The Power of Information


The process by which intelligent systems develop assigns an inherent value to data.

Aug 9, 2015

Consider, for a moment, the plotline of the recently released Blockbuster hit Ex Machina. In this movie, Nathan Bateman is the CEO of Bluebook, the world’s most popular search engine (insinuating Google). Nathan reveals that he has harvested the personal information of billions of Bluebook users, using their search queries as indicators of human thought in order to develop the first machine ever to display strong artificial intelligence. Now, this movie is science fiction: the human race is far from developing anything that resembles consciousness, as the so-called “Ava” appears to possess. But the prospect of intelligent systems developing from exposure to data is no fable. In fact, this phenomenon is becoming more and more pervasive in our world each day.

We see the term everywhere: Big Data. What the heck does it mean, and why should I care? In grade school, we were taught the basics of the scientific method: a researcher presents a particular hypothesis, collects a set of data by some means of experiment, and uses this data as empirical evidence to either support or negate the hypothesis, depending on the data analysis. Maybe, with an arbitrarily large quantity of empirical evidence, we can call this data “big.” If this is what comes to mind at the sound of Big Data, then the concept needs to be clarified, with what I see as great urgency.

Machine learning algorithms attempt to endow machines with the ability to capture operational knowledge through examples, relying upon the content variety of the examples to facilitate this knowledge.
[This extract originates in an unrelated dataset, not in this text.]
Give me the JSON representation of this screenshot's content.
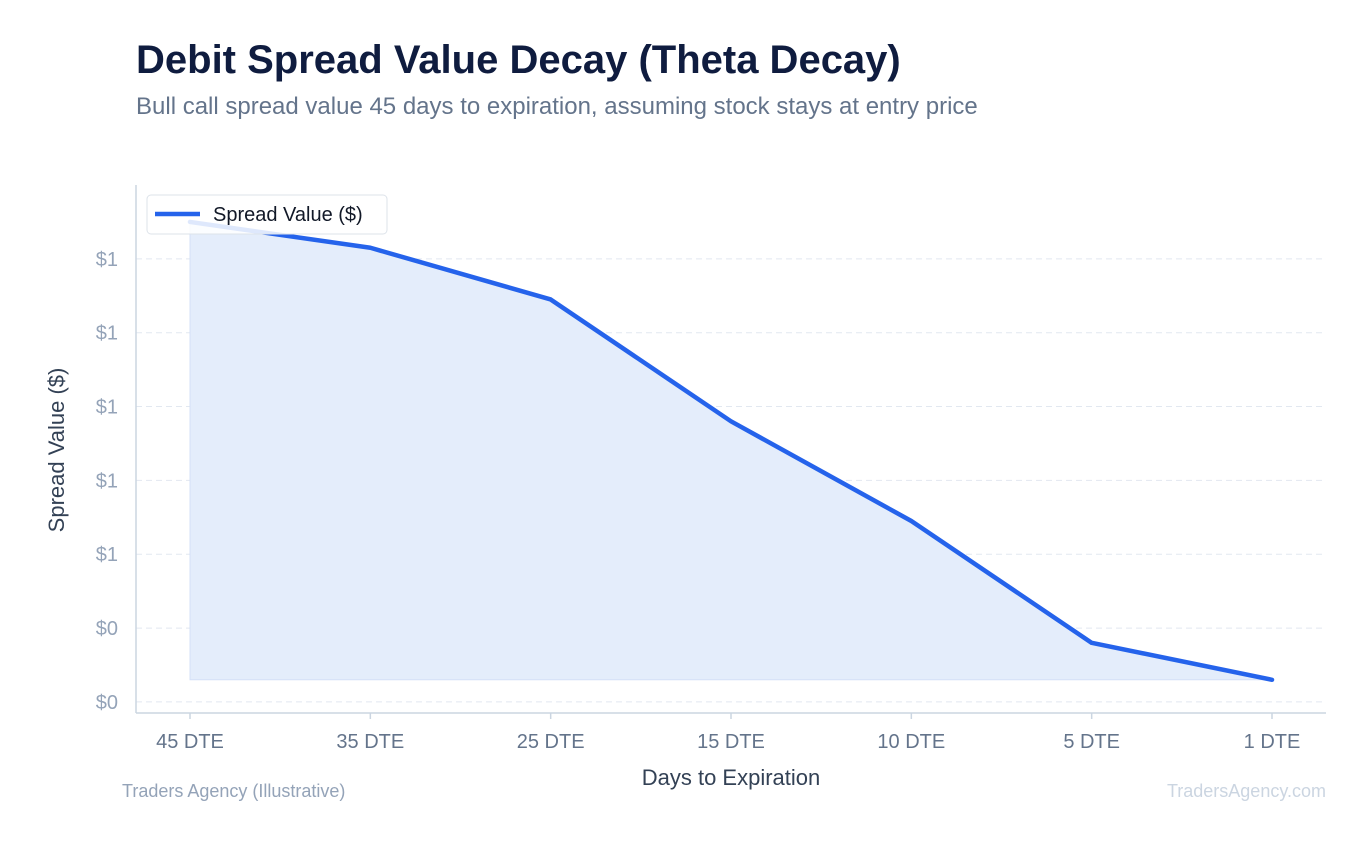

The ultimate aim in this field is to discover a learning procedure that is efficient at finding complex structure in large, high-dimensional datasets, and to show that this is how the brain learns to perform the various functions that it does. Google image search, for example, now makes use of a machine learning algorithm inspired by the design of the primate visual cortex to convert the images from its search space into text captions. In the past, this engine would simply search the web for text related to our queries, presenting to us the images that happened to be on the pages where text matches were found. What Google does now, however, is it converts candidate images into text captions by an intelligent inference process, and then matches our queries with these captions. Essentially, this is like having a human go through every image on the web and label it with a text caption for our searching purposes. Google systems can do this automatically, however, thanks to the incredibly vast library of image and search query data that lies at the company’s disposal. Using the knowledge gathered from Google’s data assets, these programs learn to translate images into high-level internal representations that summarize their content, and to translate these representations into human language thereafter.

To some extent, these machine learning systems follow a process very similar to the scientific method: in each case, an analysis is performed upon a set of data, and from that analysis an inference model is developed. In the case of the science experiment, that inference model is relatively easy to understand. In machine learning, however, the models are not quite so simple. Any good A.I. scientist in today’s world would admit that he could not fully interpret what his processing systems have learned; he never needed to, thanks to data and mathematics. There is very little engineering that goes into the creation of these models, contrary to popular belief. These models crave data, however, and their arcane functionalities have been shown to improve exponentially with the quantity of information that they are fed.

If there is just one thing that you try to understand about Artificial Intelligence, let it be the following: this field is not about engineering smart systems. Artificial Intelligence is about understanding the science of learning, in its most pure and refined form. As humans, our individual differences are due as much to nurture as they are nature; the sensory and cognitive experiences to which we are exposed come to define our intellectual characteristics, and even our potential. The process by which intelligent systems develop assigns an inherent value to data, and this is the power of information.